I stood up and pulled on my scorched and smoky-smelling hat. It didn't improve my mood. "All right, so security is shot full of holes. She's been talking and there's a good chance she's got some wild-eyed radicals on her side. We've got to get hold of her before they do anything crazy."
"Tonight?" Irv was startled. His plans had been for a couple more scotches and a few hours sleep, helping me with the rough stuff by daylight if he had to.
"Tonight." I confirmed his fears for him. "The weather's too bad for them to make a run for it down the highway. She will still be here in some cottage until the snow stops. After that, they could take her cross country on a skidoo and meet the road someplace."
Irv reached for his outdoor clothes, a one-piece skidoo suit, extra large, to cover his out-of-place gray suit. I waited while he dressed and pulled on big rubber boots over his shoes. "Have you got any more shells for that rifle?"
He patted the pocket of his skidoo suit. "I already put them in here."
"Load up. You may need that thing."
I left him doing that while I went out back to the tree where I had dumped my showshoes and slipped them on. Irv came out of the back door as I finished. "Wait here," I told him, and stumped out to my snow machine. It was standing in the center of its very own snowdrift, but it started first try. I brushed the snow off the seat and drove up to the front of the cottage. Irv came down the steps to meet me, plunging waist deep in one drift. He climbed on behind me and I asked him, "Which way did they take off?"

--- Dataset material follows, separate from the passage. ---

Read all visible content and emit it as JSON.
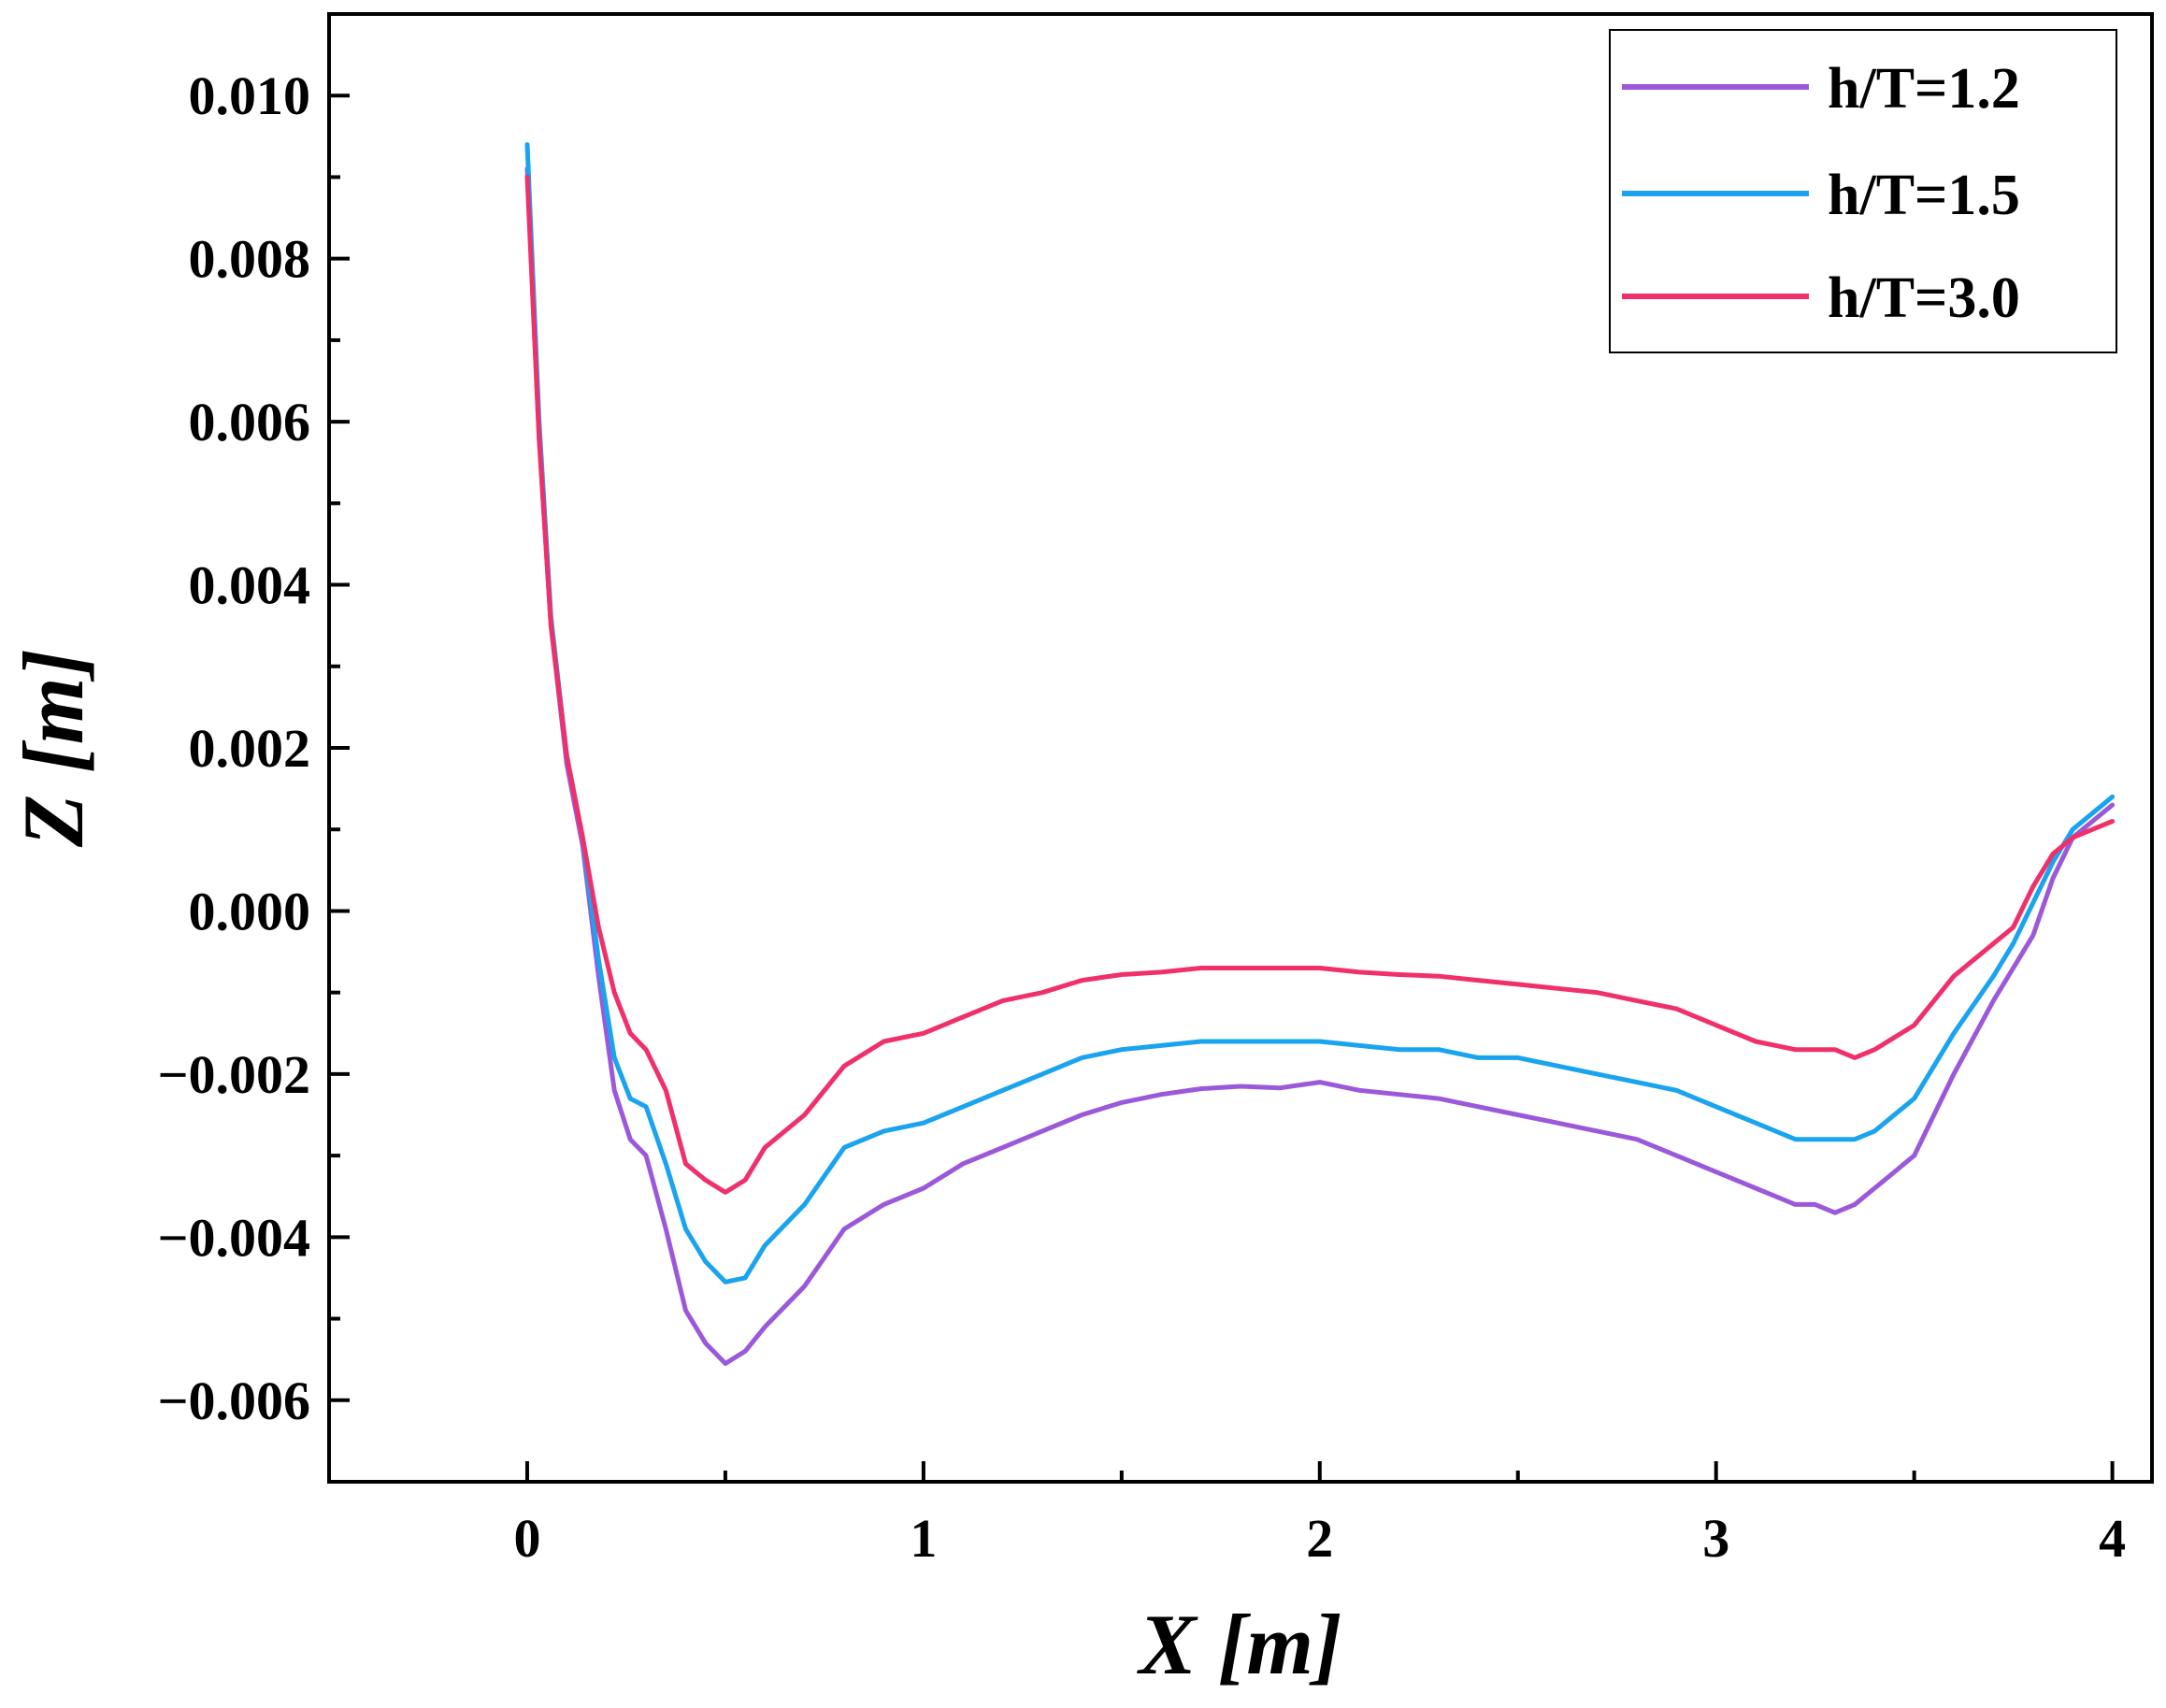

He pointed vaguely west and I started off that way, making a big loop first to my left, then right again until I picked up the trail. They had done their best to run Indian file so the track would be less obvious, but it was the only track on the lake not yet covered with new snow. I followed it toward the far shore through the hypnotic dazzle of the snow that was still falling as fast as ever.
The track led straight to the shore line, then turned north until it reached a big older place, one of the summer houses that had once belonged to some lumber baron or other. Right now I wasn't interested in history. I just knew it would be a pig to search, especially if the guy with the gun was alive and well and hiding somewhere inside. I would have given anything to have had Sam with me instead of Irv Whiteside.
I drove right past the place without stopping. Irv was bumping me on the back trying to get my attention, but I just held up my free hand to let him know I'd heard. This was no time for a frontal attack.
We stopped a hundred yards past the place and I switched off the lights and the motor and strapped on my snowshoes. It was hard to talk over the rushing of the wind, but when I was set to go I beckoned to Irv and he leaned close.